Opponents may cite “Come On Eileen” by Dexy’s Midnight Runners as a violin-heavy pop song that has withstood the test of time. I would agree, but the difference is that “Come On Eileen” features live strings and, generally speaking, more instruments, including piano, bass, and banjo, which provide for a more rounded-out sound. The strings are not only used more cohesively in “Come On Eileen” than in “Call Me Maybe”, but they also are not relied on as heavily. Melody Lau of RollingStone called “Call Me Maybe” a “sugary dance-pop tune (think Taylor Swift meets Robyn).” I think that might be an accurate description, but that’s not necessarily helping the cohesiveness of the song. And I’m not necessarily crazy about hearing what its like when Taylor Swift meets Robyn. Either way, it’s hard to imagine either of those ladies bringing a synthesized violin to the party anyway (they’d probably spend too much time packing platform shoes and paper to make fortune tellers with).

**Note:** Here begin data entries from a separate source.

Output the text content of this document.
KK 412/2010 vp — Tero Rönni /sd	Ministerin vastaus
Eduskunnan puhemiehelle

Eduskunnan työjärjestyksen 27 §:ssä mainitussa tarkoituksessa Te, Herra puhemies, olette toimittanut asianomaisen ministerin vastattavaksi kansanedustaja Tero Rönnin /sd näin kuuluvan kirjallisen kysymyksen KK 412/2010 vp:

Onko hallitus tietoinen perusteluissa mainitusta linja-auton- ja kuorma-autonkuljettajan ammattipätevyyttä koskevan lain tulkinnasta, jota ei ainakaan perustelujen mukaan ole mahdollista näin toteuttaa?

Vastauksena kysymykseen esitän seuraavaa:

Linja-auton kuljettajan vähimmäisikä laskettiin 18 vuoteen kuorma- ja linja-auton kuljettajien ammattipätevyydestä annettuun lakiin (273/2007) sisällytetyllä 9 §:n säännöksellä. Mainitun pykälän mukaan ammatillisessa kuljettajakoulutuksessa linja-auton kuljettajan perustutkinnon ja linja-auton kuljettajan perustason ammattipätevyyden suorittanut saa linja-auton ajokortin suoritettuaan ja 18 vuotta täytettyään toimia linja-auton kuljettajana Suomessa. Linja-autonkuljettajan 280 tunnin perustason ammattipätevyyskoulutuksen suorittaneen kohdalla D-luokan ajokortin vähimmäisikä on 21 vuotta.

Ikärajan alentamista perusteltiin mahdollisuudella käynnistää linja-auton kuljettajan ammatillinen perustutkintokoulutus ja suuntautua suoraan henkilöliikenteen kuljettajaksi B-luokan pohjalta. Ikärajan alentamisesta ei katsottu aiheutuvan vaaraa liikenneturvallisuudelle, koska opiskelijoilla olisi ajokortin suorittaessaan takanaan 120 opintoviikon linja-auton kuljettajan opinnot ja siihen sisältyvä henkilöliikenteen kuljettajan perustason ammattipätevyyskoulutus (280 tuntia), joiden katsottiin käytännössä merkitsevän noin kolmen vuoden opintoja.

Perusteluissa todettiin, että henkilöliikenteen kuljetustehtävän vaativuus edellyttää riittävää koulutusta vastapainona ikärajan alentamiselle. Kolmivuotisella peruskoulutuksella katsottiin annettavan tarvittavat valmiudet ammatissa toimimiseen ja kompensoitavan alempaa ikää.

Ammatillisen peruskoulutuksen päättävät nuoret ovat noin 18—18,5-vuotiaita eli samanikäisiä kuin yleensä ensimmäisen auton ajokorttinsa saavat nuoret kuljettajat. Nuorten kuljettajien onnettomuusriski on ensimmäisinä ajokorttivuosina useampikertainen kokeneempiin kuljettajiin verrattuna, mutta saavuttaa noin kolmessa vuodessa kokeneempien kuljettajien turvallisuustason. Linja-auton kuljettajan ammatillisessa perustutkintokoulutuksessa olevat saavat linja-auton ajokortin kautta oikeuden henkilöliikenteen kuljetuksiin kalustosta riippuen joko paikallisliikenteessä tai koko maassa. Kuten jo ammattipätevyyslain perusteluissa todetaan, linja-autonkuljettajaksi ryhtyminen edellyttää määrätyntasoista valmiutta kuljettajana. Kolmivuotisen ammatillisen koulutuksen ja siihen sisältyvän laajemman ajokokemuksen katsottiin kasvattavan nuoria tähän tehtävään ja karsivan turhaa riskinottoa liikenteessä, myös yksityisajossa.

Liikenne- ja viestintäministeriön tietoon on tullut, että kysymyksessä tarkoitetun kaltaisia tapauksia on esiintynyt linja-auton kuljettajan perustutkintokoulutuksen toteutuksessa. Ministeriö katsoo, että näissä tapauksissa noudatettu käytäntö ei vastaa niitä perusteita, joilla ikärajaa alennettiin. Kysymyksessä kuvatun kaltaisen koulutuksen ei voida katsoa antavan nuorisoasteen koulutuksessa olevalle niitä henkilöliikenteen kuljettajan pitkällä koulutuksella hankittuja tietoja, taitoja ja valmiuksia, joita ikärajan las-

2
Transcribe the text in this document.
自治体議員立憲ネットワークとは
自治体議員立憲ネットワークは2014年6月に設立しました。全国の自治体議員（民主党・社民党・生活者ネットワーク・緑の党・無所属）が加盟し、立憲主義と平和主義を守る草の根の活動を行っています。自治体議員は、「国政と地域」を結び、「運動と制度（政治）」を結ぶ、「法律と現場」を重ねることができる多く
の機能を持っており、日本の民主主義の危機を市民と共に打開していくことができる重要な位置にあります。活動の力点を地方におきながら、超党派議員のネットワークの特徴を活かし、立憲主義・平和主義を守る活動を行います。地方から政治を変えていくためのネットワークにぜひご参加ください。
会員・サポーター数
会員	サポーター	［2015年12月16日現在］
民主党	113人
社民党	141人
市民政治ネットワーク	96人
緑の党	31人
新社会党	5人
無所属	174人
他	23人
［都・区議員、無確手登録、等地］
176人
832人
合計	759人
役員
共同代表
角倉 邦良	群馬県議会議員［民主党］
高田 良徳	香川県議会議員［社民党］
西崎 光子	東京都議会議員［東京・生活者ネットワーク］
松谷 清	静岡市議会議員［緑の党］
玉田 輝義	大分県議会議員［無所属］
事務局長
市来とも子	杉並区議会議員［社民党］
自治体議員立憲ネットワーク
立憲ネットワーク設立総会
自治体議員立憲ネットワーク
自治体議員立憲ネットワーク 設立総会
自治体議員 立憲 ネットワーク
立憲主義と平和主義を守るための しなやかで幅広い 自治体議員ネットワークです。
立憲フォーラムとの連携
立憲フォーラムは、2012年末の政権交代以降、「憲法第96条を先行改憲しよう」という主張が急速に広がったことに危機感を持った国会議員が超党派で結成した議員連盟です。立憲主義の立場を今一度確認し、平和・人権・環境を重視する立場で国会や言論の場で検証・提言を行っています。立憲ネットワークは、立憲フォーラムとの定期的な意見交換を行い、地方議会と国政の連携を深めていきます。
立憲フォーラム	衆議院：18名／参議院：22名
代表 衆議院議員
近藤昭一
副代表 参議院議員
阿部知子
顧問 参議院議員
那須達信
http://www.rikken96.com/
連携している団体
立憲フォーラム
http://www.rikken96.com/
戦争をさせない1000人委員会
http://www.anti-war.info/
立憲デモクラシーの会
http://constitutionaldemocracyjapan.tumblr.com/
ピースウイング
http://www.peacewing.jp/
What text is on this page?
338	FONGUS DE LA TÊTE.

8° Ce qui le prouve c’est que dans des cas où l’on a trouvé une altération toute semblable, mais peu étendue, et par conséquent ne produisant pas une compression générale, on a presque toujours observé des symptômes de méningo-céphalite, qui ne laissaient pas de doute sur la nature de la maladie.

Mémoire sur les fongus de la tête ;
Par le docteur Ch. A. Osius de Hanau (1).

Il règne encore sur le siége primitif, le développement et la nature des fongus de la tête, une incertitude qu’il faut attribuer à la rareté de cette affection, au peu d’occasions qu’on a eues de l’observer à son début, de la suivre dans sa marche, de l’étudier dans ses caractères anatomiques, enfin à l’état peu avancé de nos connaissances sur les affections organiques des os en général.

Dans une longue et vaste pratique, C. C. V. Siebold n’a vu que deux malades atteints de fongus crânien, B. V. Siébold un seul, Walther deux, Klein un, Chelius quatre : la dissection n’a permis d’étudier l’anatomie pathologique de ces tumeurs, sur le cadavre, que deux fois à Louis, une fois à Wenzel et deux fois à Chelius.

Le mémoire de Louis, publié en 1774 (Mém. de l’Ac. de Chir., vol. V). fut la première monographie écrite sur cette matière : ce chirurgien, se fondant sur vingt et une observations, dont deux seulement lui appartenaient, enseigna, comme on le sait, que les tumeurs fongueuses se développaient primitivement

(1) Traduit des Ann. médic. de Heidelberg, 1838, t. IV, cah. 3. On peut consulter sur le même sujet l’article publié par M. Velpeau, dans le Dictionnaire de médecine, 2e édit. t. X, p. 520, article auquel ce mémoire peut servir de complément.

On the bright side, it has been four months since I first heard “Call Me Maybe”, and I am still not sick of the violin track. I originally had a much more skeptical view of the violin, but the fact that the track still holds up after four months has appeased some of my skepticism. Apparently the song is also very mashupable, which will help keep it fresh and reduce auditory exposure to the violin. (For starters on the mashups, see “Semi Charmed Call” by Chambaland“Call Me On Broken Glass” by Rostam Batmanglij of Vampire Weekend, and over 500 search results on SoundCloud.) At this time, I am unprepared to call the song imperfect on account of the violin; but that doesn’t mean we won’t look back on “Call Me Maybe” in 10 years and say, “ew!” Either way, we may all be saving that reaction (or likely worse) for auto-tune.

Now that that’s settled, there’s one more issue…

Lyrics

The lyrics of “Call Me Maybe” are great for many reasons. Take the opening line for instance: “I threw a wish in the well / Don’t ask me, I’ll never tell.” It sets the half-shy/half-excited tone of the rest song. It’s also a nice twist on the expected (this same trick is also used in the chorus, as we’ll see). Instead of literally singing about throwing a coin down the well to make a wish, she throws a “wish” down the well. She’s not going to tell you what the wish was because then it won’t come true, and she really wants it to come true. I obviously did not need to explain the meaning of those lyrics to you, but the fact that I can goes to show how bad and on-the-nose they lyrics could have been.

The hook is great, too. “But here’s my number. So call me… maybe? Just when you think she’s going to drop the ball and say “baby,” she doesn’t, and that makes all the difference. What that one word does in this song is truly amazing. Instead of making you say “bleghh,” it makes you go “awww.” Instead of making you wince, it makes you smile. If someone was raving about how great this new song “Call Me Baby” was, I think I’d be too off put by the song’s name to even press play.

But here’s the catch…

The song also contains this lyric: “Before you came into my life, I missed you so bad.” Call me nitpicky or what have you, but I see this as a blatantly illogical lyrical flub. Read it again. It sounds okay, but it’s nonsensical. You can’t have some more of something you haven’t had yet and you can’t miss something you didn’t know existed before. Some people might argue that she’s using “poetic license” with this line. Despite the fact that the idea of poetic license is something I generally have a problem with, isn’t the right to use that license supposed to be earned by the artist by proving herself over time through a rich body of artistic work? It seems like the lyric is supposed to evoke the same sentiment as this one from the song “Slow Show” by The National: “You know, I dreamed about you / For twenty-nine years before I saw you / … I missed you for twenty-nine years.” The difference is that the line in “Call Me Maybe” misses the mark. And if you miss with a line like that, you miss big. Do you see the difference or is it just me?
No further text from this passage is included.